Au-delà de faiblesses se pose aussi une question d'interprétation. Les mélodies de Poulenc sont un vrai piège, car elles sont essentiellement mélodiques, et il faut donc avoir à coeur de soigner la ligne de chant pour bien faire ressortir la mélodie, mais celle-ci se déploie souvent en de longues phrases, marquées très legato, et qui souvent se heurtent au phrasé plus haché de la prosodie de la langue française. Le problème pour les interprètes est donc de chercher le juste milieu : phraser suffisamment le texte pour qu'il soit compréhensible et naturel, mais pas trop, pour ne pas découper en tronçons la phrase musicale. Ici, les musiciens ont penché de l'autre coté, un peu trop à mon goût, à savoir privilégier la phrase musicale et la précision rythmique. En conséquence, le texte (qui reste toujours parfaitement intelligible) se raidit et perd de son pouvoir évocateur. C'est particulièrement dommage dans des petites pièces impressionnistes comme Hôtel, Un poème ou La Reine de Coeur. C'est également gênant dans les pages plus humoristiques (Quelle aventure, Le Carafon) qui perdent ici tout leur sel en perdant le phrasé des mots.

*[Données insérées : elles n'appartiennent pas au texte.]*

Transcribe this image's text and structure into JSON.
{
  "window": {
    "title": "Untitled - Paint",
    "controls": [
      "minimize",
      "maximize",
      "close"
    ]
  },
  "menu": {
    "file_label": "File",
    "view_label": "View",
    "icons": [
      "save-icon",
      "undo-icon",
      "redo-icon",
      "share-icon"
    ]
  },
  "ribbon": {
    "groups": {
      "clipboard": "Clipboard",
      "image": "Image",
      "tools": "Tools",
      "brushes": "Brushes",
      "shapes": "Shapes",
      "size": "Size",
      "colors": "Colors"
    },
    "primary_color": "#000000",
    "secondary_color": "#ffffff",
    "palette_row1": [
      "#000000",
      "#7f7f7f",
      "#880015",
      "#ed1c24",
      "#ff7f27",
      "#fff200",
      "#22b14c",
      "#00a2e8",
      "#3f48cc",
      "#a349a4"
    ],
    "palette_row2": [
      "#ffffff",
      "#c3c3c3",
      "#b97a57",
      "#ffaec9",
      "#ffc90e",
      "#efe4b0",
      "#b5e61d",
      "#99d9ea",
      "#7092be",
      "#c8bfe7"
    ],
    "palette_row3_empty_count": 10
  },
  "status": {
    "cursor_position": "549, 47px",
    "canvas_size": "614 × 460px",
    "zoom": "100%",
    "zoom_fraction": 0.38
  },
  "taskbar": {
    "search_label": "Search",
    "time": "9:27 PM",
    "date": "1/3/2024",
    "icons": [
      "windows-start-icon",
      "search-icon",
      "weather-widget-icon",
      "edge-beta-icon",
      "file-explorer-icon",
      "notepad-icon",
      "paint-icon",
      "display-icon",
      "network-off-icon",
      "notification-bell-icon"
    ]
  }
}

Ce choix est d'autant plus regrettable qu'il ne correspond pas aux qualités de David Lefort, car c'est justement dans les pages plus alanguies, nostalgiques ou mêmes dramatiques (Montparnasse, Rosemonde, Le Sommeil, Le Tombeau) que les problèmes de justesse et d'émission se font le plus sentir. Les longues phrases ne peuvent se libérer, et la diction ne reprenant pas le dessus (toutes les syllabes ont la mêmes valeur, les "e" muets finaux sont vraiment très appuyés), l'atmosphère si particulière de Poulenc ne vient pas.

Le piano de Philippe Guilhon-Herbert ne peut pas compenser la dynamique qui manque au chanteur, même si l'accompagnateur est souvent dans la bonne direction, tout simplement parce qu'il est enregistré très loin derrière le chanteur, ce qui empêche tout dialogue et constitue un autre frein à la création d'une atmosphère.

Pour conclure, je dirai malheureusement que ce premier disque est plutôt raté, compte tenu des choix que je viens d'évoquer, et de leur inadéquation avec les possibilités du chanteur. C'est précisément cette adéquation qui faisait la magie des interprétations de Cuenod, et l'on sait si cet immense artiste avait des problèmes techniques autrement importants. La difficulté était grande, il est vrai, car ces poèmes d'Apollinaire, Colette, Desnos et surtout Ronsard, se caractérisent par une écriture très formelle, et donc déjà en soi très musicale. La surimpression de la musique de Poulenc à cette musique intrinsèque aux mots rend l'interprétation particulièrement délicate, et cette "science du mélodiste" s'acquiert avec la pratique du répertoire. Je suis cependant certain qu'en se familiarisant davantage avec ces oeuvres (qu'il connaît déjà sur le bout des doigts, entendons-nous, je parle là d'une connaissance charnelle, d'une intimité consubstantielle comme celle de Fischer-Dieskau avec Schubert, par exemple), David Lefort nous en délivrera une interprétation passionnante, tant les affinités entre cet artiste et ce compositeur sont naturellement grandes.

Un rendez-vous manqué, en quelque sorte, mais un nom à retenir et à suivre.